Think The U.S. Credit Rating Can’t Be Downgraded?

Many people snicker at the idea the national debt could end up downgrading the credit rating of the United States. To those people, I say one thing – Japan.

Japan is an economic giant like the United States. Whereas we currently have a debt level equal to roughly 70 percent our gross domestic product, Japan’s is at nearly 200 percent its GDP. Despite this, Japan retains its strong economic ratings…or at least it did.

Japan has just been downgraded to a AA- rating by Standard & Poor’s. This is a huge development. The down grade in credit is indicative of rising risk. Rising risk, of course, means higher rates to be paid by the debtor. Given the size of Japan’s debt, this could turn into a feedback loop where payments grow higher, which forces the debt higher as well. Is it any wonder Japan has suffered through the lost decade?
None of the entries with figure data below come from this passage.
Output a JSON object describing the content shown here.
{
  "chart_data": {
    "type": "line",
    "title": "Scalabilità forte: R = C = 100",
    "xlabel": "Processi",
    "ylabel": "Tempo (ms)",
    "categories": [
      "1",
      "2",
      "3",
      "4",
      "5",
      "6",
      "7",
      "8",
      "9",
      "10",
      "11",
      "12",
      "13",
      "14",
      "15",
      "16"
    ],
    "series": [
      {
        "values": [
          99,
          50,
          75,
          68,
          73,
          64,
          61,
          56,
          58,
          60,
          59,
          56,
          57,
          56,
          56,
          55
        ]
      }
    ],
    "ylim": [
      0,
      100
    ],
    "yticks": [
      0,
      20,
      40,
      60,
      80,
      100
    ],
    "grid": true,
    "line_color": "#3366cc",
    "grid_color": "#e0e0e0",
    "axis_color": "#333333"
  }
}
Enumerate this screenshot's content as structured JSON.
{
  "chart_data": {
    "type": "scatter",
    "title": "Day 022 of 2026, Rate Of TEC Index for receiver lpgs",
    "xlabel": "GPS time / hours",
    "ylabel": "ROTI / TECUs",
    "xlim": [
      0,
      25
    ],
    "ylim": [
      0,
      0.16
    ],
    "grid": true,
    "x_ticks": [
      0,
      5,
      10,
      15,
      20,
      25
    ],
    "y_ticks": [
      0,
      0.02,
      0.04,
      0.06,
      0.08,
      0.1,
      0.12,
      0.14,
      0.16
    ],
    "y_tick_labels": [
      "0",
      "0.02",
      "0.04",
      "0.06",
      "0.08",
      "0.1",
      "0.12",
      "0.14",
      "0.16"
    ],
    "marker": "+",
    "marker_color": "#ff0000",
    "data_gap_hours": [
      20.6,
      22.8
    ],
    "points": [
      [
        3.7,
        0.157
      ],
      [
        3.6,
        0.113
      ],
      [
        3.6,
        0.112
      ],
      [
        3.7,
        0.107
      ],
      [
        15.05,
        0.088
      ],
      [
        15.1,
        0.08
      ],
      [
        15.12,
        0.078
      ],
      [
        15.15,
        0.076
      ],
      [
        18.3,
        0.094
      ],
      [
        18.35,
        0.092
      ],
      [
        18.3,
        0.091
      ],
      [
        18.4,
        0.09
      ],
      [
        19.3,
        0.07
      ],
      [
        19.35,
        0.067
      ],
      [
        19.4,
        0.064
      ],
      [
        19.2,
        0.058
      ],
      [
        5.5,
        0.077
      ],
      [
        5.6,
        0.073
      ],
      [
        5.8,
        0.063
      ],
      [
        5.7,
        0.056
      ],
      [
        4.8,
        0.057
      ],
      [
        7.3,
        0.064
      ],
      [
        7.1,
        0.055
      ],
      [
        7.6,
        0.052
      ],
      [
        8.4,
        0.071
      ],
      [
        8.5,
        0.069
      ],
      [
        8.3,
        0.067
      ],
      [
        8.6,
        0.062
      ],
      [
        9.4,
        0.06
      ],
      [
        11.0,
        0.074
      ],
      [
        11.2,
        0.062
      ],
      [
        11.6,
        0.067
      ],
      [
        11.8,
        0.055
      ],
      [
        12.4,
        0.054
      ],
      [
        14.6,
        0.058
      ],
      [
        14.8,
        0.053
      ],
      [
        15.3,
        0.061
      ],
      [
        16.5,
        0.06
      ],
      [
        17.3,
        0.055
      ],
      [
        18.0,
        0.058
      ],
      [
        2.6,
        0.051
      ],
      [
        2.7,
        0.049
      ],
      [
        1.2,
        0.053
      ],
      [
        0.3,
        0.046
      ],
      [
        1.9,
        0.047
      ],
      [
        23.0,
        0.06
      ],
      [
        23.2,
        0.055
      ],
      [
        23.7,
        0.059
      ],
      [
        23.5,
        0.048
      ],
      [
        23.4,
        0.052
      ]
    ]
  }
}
The United States faces similar problems. The reported national debt is $14.1 trillion. In truth, the figure is more like $111 trillion when money due to Social Security, Medicare and similar entitlement programs are figured in. Even worse, the total debt of the feds, state and local governments combined is equal to about 96 percent of the GDP.

The gross domestic product of the United States is about $14.6 trillion a year. Think about that for a second. Our unfunded liabilities are about $111 trillion. This means we are carrying uncovered debt levels equal to nearly 750 percent of our GDP. That makes us nearly 3.5 times worse than Japan.

Can our credit rating be cut? Oh, yes.